Back in 2012, I blogged here about an employee who took her mother to Las Vegas on a vacation. The two ladies spent time playing slots, shopping on the Strip, people-watching, and dining at restaurants. The mother had terminal cancer, but had no specific plans to seek medical treatment in Las Vegas and was never hospitalized or treated by a physician.
When the employee returned to work, she soon became a former employee, immediately terminated for what her employer determined to be unauthorized absences.
The employee then sued for violations of the Family and Medical Leave Act.
An Illinois federal court ruled here that the employee had a tenable FMLA claim because she was “caring for” her mom, who had a serious health condition (terminal cancer), by helping her with basic medical, hygienic, and nutritional needs. It did not make where the care was administered. It just mattered that the employee was caring for her sick mom.
Yesterday, the Seventh Circuit affirmed in this opinion, where, again, the issue came down to what it means to “care for” a family member with a serious health condition.
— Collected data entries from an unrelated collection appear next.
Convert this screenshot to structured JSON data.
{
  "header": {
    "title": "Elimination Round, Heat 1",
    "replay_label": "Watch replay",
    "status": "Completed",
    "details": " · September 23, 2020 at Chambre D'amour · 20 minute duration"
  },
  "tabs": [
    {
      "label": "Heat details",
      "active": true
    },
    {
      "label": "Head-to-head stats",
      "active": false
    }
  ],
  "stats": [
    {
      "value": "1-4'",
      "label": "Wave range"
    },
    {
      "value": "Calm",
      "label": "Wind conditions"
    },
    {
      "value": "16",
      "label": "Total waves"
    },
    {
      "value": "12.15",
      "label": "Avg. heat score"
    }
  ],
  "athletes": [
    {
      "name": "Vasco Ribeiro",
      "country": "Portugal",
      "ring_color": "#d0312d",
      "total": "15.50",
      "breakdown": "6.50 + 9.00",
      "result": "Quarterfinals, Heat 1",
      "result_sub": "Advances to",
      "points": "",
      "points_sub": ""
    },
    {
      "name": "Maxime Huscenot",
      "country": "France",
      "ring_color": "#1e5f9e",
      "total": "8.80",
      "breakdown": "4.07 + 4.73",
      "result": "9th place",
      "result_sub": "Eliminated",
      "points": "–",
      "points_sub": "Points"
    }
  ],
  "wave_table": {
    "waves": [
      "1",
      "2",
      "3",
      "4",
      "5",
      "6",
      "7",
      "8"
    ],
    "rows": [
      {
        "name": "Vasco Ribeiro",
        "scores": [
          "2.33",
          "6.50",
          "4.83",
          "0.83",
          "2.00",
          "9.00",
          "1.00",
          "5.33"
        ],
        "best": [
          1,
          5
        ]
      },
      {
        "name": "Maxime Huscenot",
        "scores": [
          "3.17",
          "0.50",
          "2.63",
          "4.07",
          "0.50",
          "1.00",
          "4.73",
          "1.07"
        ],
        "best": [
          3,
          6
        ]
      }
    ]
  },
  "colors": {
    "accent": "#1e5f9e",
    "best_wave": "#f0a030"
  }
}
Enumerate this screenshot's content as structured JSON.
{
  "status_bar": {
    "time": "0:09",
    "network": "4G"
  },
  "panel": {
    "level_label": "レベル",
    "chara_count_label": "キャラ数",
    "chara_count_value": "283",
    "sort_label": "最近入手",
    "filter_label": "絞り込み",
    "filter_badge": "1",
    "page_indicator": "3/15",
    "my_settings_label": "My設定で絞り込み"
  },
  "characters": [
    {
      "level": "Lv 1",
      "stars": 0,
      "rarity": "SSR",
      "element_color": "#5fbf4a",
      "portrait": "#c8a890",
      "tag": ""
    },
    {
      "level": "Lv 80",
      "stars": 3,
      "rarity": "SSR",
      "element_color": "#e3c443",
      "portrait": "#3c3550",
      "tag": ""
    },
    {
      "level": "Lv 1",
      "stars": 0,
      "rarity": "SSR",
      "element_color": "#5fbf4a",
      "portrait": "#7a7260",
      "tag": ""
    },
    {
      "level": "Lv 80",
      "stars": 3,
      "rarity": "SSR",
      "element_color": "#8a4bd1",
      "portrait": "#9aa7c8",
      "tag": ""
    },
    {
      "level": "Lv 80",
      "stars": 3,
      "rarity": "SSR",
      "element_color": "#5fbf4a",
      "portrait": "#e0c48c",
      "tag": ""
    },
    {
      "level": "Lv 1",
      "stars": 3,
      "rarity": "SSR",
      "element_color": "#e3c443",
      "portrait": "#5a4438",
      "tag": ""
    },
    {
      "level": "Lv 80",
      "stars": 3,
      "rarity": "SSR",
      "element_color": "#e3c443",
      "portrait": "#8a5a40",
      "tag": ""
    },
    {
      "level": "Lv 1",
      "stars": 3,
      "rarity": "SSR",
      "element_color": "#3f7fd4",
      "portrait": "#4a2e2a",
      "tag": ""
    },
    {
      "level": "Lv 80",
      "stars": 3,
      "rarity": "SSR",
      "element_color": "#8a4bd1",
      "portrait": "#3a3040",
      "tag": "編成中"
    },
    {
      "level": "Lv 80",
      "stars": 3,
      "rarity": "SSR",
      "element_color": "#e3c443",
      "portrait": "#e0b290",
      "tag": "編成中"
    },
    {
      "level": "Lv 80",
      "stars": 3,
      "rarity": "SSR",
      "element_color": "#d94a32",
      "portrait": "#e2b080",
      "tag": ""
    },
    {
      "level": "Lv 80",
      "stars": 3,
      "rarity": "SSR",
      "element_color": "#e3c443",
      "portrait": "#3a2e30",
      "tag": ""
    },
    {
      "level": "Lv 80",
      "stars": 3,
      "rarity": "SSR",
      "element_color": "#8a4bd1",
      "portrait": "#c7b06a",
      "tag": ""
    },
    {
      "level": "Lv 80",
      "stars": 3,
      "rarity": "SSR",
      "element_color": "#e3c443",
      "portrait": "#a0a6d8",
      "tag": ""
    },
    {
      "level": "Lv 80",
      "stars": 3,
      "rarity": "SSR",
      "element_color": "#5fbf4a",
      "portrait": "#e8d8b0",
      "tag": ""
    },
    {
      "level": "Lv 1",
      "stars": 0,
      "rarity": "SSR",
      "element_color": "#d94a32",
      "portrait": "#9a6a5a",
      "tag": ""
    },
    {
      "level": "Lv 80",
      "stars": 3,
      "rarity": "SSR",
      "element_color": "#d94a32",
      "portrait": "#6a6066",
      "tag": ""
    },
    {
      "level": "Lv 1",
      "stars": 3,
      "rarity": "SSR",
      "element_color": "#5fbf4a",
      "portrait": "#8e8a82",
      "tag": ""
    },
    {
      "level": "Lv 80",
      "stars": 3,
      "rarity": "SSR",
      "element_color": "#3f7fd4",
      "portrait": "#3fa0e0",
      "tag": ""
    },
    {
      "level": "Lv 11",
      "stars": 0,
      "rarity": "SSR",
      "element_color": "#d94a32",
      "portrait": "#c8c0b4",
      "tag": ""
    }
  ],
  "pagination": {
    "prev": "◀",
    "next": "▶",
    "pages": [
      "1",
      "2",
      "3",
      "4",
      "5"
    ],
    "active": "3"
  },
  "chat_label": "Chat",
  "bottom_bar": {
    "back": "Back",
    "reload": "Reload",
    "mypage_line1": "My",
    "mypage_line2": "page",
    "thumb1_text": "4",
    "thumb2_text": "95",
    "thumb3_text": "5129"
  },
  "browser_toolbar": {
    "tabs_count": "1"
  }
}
The appellate court agreed with the lower court that it doesn’t matter where care is provided, just as long as care is provided:
Sarah’s basic medical, hygienic, and nutritional needs did not change while she was in Las Vegas, and Beverly continued to assist her with those needs during the trip. In fact, as the district court observed, Beverly’s presence proved quite important indeed when a fire at the hotel made it impossible to reach their room, requiring Beverly to find another source of insulin and pain medicine. Thus, at the very least, Ballard requested leave in order to provide physical care. That, in turn, is enough to satisfy [the FMLA].
So, if your employee needs time off to care for a significant other with a serious health condition, get an FMLA medical certification to satisfy yourself that the leave is covered.
Otherwise, what does it matter where the employee cares for a loved one?